I configured a DataStream in GCP to replicate data from MySQL to BigQuery. It was working successfully for some time and initial data sump is successful to BQ, but after that, I keep on getting the error,
{
"insertId": "c8c68035-bd9b-4e5d-a350-5abf2bc33163",
"jsonPayload": {
"event_code": "MYSQL_CDC_FETCH_FAILED",
"message": "CDC fetch failed: We couldn't connect to the MySQL server 35.196.212.155 on port 3306 as our request timed out. Make sure that the connection info is correct, the host is up and reachable on that port, and Datastream IPs were allowlisted..",
"original_message": "(2003, \"Can't connect to MySQL server on 'xxx.xxx.xxx.xxx' (timed out)\")",
"read_method": "mysql-cdc-binlog",
"context": "CDC"
},
"resource": {
"type": "datastream.googleapis.com/Stream",
"labels": {
"location": "us-east1",
"resource_container": "projects/444429740053",
"stream_id": "replication-stream-json"
}
},
"timestamp": "2022-09-19T06:21:18.932065Z",
"severity": "ERROR",
"logName": "projects/*****/logs/datastream.googleapis.com%2Fstream_activity",
"receiveTimestamp": "2022-09-19T06:21:19.879866597Z"
}
I use IP whitelisting in MySQL to read from DataStream. I see the pipeline in the failed state now and this is what it looks like,
But if I choose a particular table from the object page and choose "Initiate Backfill", it still works.
I don't have any clue about this behavior and would appreciate any help/directions on this.

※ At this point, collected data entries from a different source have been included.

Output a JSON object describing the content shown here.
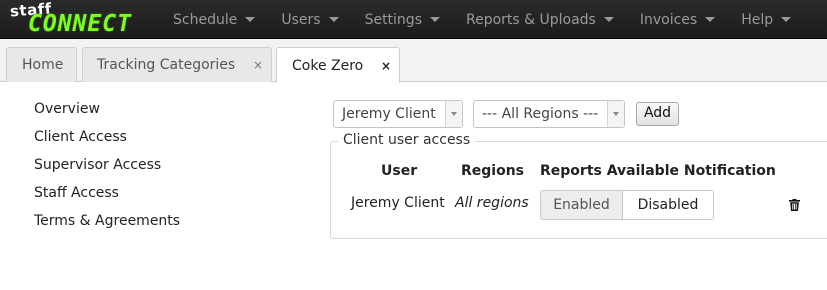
{
  "brand": {
    "top": "staff",
    "bottom": "CONNECT"
  },
  "nav": {
    "items": [
      {
        "label": "Schedule"
      },
      {
        "label": "Users"
      },
      {
        "label": "Settings"
      },
      {
        "label": "Reports & Uploads"
      },
      {
        "label": "Invoices"
      },
      {
        "label": "Help"
      }
    ]
  },
  "tabs": [
    {
      "label": "Home"
    },
    {
      "label": "Tracking Categories",
      "close": "×"
    },
    {
      "label": "Coke Zero",
      "close": "×"
    }
  ],
  "sidebar": {
    "items": [
      {
        "label": "Overview"
      },
      {
        "label": "Client Access"
      },
      {
        "label": "Supervisor Access"
      },
      {
        "label": "Staff Access"
      },
      {
        "label": "Terms & Agreements"
      }
    ]
  },
  "controls": {
    "client_select": "Jeremy Client",
    "region_select": "--- All Regions ---",
    "add_label": "Add"
  },
  "access": {
    "legend": "Client user access",
    "headers": {
      "user": "User",
      "regions": "Regions",
      "reports": "Reports Available Notification"
    },
    "rows": [
      {
        "user": "Jeremy Client",
        "regions": "All regions",
        "enabled_label": "Enabled",
        "disabled_label": "Disabled",
        "selected": "Disabled"
      }
    ]
  },
  "colors": {
    "navbar": "#222222",
    "logo_green": "#7dfc1f",
    "nav_text": "#9a9a9a"
  }
}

Edit: Adding further observations, I'm having 2 SQL MySQL instances in ClouSQL. One is very active (lots of updates/inserts/deletes) and another one is inactive. And the problem of incremental changes replication happens only on the active instance, if I make some changes manually (to see if replication happens) in the inactive instance it's getting replicated to BQ in around 15 mins.